Now, I must say, it was a fantastic experience to sit and have no other motivations except to write. I owe a huge thanks to the staff and owners at Cliffs who kept me well-stocked with coffee throughout the day, and were incredibly hospitable, as always.
Part of the day I spent considering the local writing scene, as—and this is absolutely a good thing—there are a lot of authors and poets around these parts now. Writers were an integral part of Margate Festival this year, along with the numerous artists and their captivating installations and exhibitions. The final festival weekend would then coincide with the autumnal Margate Bookie, where even more writers would descend en masse to Margate, and I would buy far too many books from the Margate Bookshop—a wonderful bookshop that sells a fantastic range of books, including one containing words that I wrote—which has a pop-up store at Turner Contemporary during the Bookie.
I was also listening to those around me. I absorbed a mixture of banal and deep conversation as I eavesdropped on the nearby tables and those being served or queuing.
Most of my time, though, was spent considering how I could help with the fire. What could I do? How best for a writer to recognise Battle of Britain Day, or promote International Day of Democracy, or draw attention to World Lymphoma Awareness Day, or thank the firefighters? The answer is this: I could write about it.
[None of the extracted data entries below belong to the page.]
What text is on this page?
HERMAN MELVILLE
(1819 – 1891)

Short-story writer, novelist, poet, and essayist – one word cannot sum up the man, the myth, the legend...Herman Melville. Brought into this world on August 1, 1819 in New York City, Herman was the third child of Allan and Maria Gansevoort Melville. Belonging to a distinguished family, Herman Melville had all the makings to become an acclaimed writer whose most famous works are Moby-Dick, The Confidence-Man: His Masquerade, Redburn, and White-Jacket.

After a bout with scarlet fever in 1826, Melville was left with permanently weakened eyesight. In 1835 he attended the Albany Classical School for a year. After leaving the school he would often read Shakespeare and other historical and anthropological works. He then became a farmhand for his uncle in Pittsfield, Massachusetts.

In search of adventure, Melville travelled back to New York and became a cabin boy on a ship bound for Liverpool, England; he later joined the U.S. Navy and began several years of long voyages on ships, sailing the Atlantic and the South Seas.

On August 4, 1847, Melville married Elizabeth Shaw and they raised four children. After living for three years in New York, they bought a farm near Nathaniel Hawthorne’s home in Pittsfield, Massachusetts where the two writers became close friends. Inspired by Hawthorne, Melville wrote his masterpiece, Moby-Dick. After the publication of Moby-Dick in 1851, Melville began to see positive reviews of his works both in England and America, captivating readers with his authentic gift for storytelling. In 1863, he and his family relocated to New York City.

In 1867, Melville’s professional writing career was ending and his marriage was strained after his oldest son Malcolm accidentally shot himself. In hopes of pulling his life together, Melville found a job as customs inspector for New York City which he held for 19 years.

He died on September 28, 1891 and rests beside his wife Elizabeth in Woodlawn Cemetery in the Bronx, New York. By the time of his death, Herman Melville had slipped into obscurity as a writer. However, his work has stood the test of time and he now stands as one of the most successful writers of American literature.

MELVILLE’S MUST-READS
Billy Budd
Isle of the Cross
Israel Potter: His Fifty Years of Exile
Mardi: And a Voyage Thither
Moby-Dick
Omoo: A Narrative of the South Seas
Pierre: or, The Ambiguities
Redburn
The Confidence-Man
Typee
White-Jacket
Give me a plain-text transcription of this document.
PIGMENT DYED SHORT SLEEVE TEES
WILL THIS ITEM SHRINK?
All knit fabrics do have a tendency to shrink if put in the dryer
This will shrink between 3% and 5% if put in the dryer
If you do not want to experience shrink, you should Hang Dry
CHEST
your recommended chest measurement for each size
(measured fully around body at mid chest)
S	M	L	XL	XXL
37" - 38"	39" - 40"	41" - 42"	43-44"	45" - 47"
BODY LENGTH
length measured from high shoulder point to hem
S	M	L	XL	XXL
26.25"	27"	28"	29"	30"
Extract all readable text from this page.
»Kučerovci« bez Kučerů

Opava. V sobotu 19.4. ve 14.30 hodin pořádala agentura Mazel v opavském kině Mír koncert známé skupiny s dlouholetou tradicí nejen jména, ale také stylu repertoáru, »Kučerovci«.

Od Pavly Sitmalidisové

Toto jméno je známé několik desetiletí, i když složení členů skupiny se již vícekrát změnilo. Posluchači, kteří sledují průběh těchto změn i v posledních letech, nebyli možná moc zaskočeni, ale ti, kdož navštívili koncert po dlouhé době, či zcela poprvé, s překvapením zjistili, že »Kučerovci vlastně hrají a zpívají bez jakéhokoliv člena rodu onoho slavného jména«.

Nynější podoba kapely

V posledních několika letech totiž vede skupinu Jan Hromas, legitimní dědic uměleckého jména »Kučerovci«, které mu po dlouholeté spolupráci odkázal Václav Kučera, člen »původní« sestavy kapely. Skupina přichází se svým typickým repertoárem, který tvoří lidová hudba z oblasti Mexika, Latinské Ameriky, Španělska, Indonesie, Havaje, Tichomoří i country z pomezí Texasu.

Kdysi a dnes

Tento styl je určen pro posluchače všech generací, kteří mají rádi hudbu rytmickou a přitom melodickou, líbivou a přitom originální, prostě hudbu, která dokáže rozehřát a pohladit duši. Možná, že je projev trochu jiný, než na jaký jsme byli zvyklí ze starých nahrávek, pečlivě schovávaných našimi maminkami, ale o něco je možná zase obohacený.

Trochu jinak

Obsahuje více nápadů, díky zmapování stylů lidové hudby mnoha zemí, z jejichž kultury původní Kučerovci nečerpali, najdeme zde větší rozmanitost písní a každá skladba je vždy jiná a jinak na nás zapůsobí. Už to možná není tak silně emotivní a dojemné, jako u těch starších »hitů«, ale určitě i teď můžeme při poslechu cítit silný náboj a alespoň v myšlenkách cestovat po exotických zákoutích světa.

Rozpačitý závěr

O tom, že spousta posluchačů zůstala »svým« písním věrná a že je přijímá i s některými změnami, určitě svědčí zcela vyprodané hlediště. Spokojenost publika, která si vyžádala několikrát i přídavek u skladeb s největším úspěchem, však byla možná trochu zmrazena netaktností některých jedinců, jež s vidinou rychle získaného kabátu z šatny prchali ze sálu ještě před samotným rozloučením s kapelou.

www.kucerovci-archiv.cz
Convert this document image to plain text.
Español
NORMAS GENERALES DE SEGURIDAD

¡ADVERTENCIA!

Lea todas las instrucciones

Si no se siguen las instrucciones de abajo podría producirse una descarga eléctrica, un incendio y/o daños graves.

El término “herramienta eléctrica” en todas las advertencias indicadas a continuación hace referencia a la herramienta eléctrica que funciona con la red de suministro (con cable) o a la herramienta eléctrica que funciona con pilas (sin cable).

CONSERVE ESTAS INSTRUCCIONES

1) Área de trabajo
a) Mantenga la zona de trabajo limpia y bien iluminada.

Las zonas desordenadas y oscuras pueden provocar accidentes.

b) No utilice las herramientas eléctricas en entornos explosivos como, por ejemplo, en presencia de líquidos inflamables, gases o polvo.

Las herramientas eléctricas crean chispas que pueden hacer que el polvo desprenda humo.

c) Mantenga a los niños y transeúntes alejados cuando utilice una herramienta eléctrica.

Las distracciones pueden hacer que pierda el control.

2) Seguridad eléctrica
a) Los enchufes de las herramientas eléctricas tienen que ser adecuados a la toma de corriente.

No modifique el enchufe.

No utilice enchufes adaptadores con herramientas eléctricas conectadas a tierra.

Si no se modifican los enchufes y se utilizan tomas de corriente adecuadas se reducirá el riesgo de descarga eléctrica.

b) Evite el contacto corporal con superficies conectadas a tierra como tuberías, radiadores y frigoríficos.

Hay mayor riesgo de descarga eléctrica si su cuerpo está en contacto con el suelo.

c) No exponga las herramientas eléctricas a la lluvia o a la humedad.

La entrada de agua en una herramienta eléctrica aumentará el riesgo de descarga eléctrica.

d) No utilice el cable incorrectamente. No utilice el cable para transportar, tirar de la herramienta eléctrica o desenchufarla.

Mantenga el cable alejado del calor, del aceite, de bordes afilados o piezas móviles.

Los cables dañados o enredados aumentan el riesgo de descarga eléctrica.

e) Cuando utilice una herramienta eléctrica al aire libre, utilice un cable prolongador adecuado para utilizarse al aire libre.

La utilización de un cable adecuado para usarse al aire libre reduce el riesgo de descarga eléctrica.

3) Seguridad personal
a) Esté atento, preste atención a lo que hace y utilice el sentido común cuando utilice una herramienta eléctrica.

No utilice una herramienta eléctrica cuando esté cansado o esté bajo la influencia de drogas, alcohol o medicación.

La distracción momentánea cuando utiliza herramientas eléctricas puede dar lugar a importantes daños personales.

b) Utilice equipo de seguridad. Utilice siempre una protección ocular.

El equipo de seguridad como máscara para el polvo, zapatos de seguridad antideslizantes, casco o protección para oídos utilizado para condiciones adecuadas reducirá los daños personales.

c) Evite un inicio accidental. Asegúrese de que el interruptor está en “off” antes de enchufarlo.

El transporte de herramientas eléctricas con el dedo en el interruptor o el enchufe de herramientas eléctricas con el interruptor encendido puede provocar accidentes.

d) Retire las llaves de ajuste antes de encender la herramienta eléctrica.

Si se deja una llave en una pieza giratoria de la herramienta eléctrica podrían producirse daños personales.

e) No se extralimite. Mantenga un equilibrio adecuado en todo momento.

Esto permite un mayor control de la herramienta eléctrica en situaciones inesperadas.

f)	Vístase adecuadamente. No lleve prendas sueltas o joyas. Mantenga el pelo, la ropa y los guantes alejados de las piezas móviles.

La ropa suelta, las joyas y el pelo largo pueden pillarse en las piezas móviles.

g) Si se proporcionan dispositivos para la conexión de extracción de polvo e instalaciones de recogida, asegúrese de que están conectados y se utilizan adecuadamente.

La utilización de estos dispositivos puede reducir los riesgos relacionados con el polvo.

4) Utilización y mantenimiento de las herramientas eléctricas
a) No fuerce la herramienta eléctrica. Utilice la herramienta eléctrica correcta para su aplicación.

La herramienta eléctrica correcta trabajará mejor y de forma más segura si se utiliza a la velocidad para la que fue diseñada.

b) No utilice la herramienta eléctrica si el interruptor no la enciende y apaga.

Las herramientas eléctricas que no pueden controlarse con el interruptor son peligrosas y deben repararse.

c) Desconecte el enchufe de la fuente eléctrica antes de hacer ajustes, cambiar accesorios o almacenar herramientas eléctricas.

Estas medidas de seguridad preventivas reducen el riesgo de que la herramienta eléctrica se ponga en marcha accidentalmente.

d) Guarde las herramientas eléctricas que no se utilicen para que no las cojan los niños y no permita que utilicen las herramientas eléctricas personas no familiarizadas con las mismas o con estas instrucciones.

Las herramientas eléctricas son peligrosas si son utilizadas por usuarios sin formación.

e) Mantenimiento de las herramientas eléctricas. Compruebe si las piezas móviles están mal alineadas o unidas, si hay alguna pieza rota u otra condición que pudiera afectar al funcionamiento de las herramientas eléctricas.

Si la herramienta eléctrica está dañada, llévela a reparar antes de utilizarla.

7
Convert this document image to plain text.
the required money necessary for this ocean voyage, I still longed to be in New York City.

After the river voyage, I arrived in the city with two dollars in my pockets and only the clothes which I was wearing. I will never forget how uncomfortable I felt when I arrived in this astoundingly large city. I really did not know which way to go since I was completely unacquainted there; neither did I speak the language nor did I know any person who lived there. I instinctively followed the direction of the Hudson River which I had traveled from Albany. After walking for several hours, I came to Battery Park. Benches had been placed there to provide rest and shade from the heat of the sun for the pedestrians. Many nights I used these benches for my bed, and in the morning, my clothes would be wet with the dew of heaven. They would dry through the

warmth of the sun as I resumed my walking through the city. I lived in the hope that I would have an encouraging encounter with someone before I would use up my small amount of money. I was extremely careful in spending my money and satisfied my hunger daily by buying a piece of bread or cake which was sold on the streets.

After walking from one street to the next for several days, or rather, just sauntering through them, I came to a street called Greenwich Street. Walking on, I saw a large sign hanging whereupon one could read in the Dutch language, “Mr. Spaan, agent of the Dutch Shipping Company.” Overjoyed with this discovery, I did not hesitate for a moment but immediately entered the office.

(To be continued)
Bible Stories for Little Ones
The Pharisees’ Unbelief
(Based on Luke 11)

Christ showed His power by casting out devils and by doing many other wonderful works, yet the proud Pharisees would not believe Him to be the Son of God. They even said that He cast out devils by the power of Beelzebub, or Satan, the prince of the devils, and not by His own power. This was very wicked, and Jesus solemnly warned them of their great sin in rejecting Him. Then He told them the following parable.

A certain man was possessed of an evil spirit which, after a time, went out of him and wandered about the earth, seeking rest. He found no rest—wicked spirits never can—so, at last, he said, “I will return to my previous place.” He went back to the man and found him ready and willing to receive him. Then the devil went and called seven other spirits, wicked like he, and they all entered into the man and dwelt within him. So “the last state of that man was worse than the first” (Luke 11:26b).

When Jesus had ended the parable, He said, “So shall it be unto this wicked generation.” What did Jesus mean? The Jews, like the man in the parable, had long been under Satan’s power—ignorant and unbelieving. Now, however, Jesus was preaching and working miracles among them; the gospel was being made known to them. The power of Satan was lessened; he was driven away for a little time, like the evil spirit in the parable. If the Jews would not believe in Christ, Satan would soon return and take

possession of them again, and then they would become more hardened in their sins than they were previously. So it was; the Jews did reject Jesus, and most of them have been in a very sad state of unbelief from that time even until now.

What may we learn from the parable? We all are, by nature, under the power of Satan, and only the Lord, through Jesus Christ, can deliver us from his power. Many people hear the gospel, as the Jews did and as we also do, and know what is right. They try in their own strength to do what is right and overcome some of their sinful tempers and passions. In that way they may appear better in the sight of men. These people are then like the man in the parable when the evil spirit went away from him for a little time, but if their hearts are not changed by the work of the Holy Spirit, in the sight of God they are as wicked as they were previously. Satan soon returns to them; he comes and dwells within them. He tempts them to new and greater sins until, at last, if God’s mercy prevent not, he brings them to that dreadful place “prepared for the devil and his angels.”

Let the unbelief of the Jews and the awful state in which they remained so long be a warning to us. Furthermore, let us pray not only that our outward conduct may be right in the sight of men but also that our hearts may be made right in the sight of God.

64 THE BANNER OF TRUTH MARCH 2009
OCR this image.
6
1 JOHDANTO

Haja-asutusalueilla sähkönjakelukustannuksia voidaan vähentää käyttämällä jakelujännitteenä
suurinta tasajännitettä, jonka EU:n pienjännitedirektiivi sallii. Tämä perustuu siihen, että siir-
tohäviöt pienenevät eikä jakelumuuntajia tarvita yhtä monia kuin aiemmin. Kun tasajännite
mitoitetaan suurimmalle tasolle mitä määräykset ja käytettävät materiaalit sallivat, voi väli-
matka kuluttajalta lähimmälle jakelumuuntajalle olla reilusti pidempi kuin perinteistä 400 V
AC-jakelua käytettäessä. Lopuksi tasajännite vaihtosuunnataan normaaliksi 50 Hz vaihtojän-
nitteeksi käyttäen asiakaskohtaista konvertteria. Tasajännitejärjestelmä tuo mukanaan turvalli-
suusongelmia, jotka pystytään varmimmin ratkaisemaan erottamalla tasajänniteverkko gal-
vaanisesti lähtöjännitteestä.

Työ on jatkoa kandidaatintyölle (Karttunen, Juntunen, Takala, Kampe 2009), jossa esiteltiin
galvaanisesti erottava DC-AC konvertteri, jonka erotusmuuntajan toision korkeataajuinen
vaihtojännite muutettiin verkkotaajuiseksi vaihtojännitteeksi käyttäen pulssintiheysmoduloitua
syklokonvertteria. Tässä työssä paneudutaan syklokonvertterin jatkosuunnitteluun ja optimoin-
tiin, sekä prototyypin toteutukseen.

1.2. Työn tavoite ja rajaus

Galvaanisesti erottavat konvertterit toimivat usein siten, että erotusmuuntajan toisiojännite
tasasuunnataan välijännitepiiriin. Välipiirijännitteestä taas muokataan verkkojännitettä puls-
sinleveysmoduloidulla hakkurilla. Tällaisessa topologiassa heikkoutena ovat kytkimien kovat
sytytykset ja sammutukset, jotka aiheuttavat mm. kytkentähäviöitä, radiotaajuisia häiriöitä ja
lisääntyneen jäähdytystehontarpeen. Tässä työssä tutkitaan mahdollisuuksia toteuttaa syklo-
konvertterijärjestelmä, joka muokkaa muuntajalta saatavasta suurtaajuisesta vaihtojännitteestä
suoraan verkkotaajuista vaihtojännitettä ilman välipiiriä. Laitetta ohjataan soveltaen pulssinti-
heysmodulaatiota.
To those who fought the fire, who tirelessly worked to bring it under control on the day and the following week, and put it out over the past 25 days, we as an Isle are grateful. We thank you. We appreciate you. What you have dealt with is staggering. We are in awe.
Saturday, September 15 was many things. It was a day to remember those who fought for our freedom, those who continue to fight for the freedom of all people, and those who are fighting nature itself to save others. To us all, it was a reminder of the essential work Kent Fire & Rescue do and their selflessness in keeping the rest of us from harm.